Intelligent Analysis Fractional Inequalities And Approximations Expanded


Download Intelligent Analysis Fractional Inequalities And Approximations Expanded PDF/ePub or read online books in Mobi eBooks. Click Download or Read Online button to get Intelligent Analysis Fractional Inequalities And Approximations Expanded book now. This website allows unlimited access to, at the time of writing, more than 1.5 million titles, including hundreds of thousands of titles in various foreign languages.

Download

Intelligent Analysis: Fractional Inequalities and Approximations Expanded


Intelligent Analysis: Fractional Inequalities and Approximations Expanded

Author: George A. Anastassiou

language: en

Publisher: Springer Nature

Release Date: 2020-01-15


DOWNLOAD





This book focuses on computational and fractional analysis, two areas that are very important in their own right, and which are used in a broad variety of real-world applications. We start with the important Iyengar type inequalities and we continue with Choquet integral analytical inequalities, which are involved in major applications in economics. In turn, we address the local fractional derivatives of Riemann–Liouville type and related results including inequalities. We examine the case of low order Riemann–Liouville fractional derivatives and inequalities without initial conditions, together with related approximations. In the next section, we discuss quantitative complex approximation theory by operators and various important complex fractional inequalities. We also cover the conformable fractional approximation of Csiszar’s well-known f-divergence, and present conformable fractional self-adjoint operator inequalities. We continue by investigating new local fractional M-derivatives that share all the basic properties of ordinary derivatives. In closing, we discuss the new complex multivariate Taylor formula with integral remainder. Sharing results that can be applied in various areas of pure and applied mathematics, the book offers a valuable resource for researchers and graduate students, and can be used to support seminars in related fields.

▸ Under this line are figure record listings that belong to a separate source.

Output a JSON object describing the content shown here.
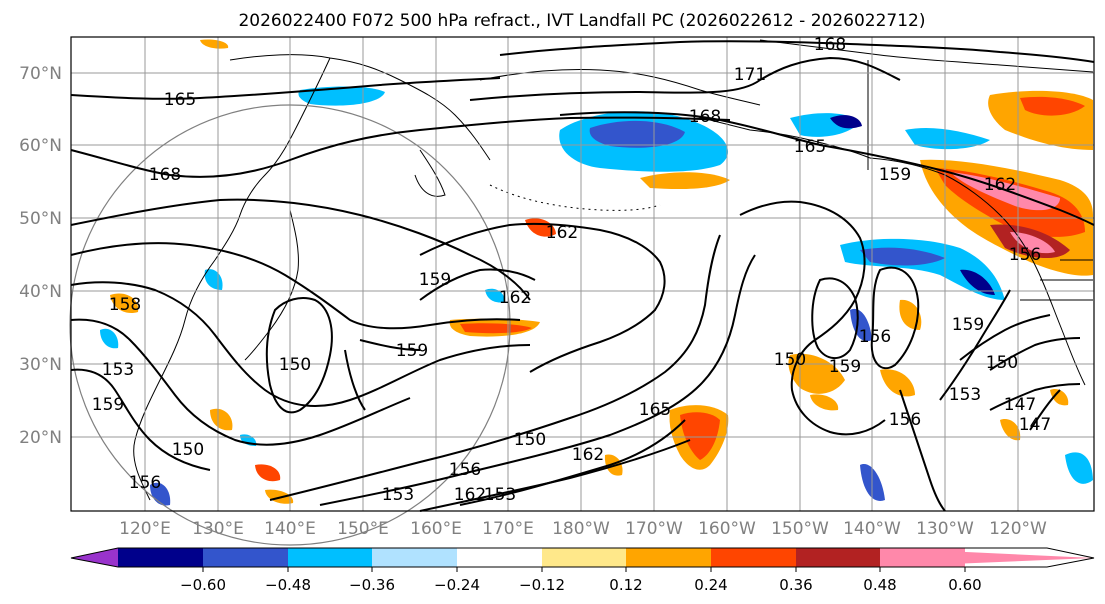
{
  "title": "2026022400 F072 500 hPa refract., IVT Landfall PC (2026022612 - 2026022712)",
  "lat_labels": [
    "70°N",
    "60°N",
    "50°N",
    "40°N",
    "30°N",
    "20°N"
  ],
  "lon_labels": [
    "120°E",
    "130°E",
    "140°E",
    "150°E",
    "160°E",
    "170°E",
    "180°W",
    "170°W",
    "160°W",
    "150°W",
    "140°W",
    "130°W",
    "120°W"
  ],
  "contour_labels": [
    "165",
    "168",
    "168",
    "171",
    "168",
    "165",
    "159",
    "162",
    "156",
    "158",
    "153",
    "159",
    "150",
    "159",
    "150",
    "162",
    "165",
    "150",
    "162",
    "153",
    "156",
    "162",
    "150",
    "159",
    "156",
    "159",
    "150",
    "153",
    "147",
    "147",
    "156",
    "159",
    "153",
    "156",
    "162"
  ],
  "colorbar": {
    "colors": [
      "#9933cc",
      "#00008b",
      "#3355cc",
      "#00bfff",
      "#b0e2ff",
      "#ffffff",
      "#ffe88a",
      "#ffa500",
      "#ff4500",
      "#b22222",
      "#ff88aa"
    ],
    "tick_labels": [
      "−0.60",
      "−0.48",
      "−0.36",
      "−0.24",
      "−0.12",
      "0.12",
      "0.24",
      "0.36",
      "0.48",
      "0.60"
    ]
  }
}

New Trends in Fractional Differential Equations with Real-World Applications in Physics


New Trends in Fractional Differential Equations with Real-World Applications in Physics

Author: Jagdev Singh

language: en

Publisher: Frontiers Media SA

Release Date: 2020-12-30


DOWNLOAD





This eBook is a collection of articles from a Frontiers Research Topic. Frontiers Research Topics are very popular trademarks of the Frontiers Journals Series: they are collections of at least ten articles, all centered on a particular subject. With their unique mix of varied contributions from Original Research to Review Articles, Frontiers Research Topics unify the most influential researchers, the latest key findings and historical advances in a hot research area! Find out more on how to host your own Frontiers Research Topic or contribute to one as an author by contacting the Frontiers Editorial Office: frontiersin.org/about/contact.

Parametrized, Deformed and General Neural Networks


Parametrized, Deformed and General Neural Networks

Author: George A. Anastassiou

language: en

Publisher: Springer Nature

Release Date: 2023-09-29


DOWNLOAD





In this book, we introduce the parametrized, deformed and general activation function of neural networks. The parametrized activation function kills much less neurons than the original one. The asymmetry of the brain is best expressed by deformed activation functions. Along with a great variety of activation functions, general activation functions are also engaged. Thus, in this book, all presented is original work by the author given at a very general level to cover a maximum number of different kinds of neural networks: giving ordinary, fractional, fuzzy and stochastic approximations. It presents here univariate, fractional and multivariate approximations. Iterated sequential multi-layer approximations are also studied. The functions under approximation and neural networks are Banach space valued.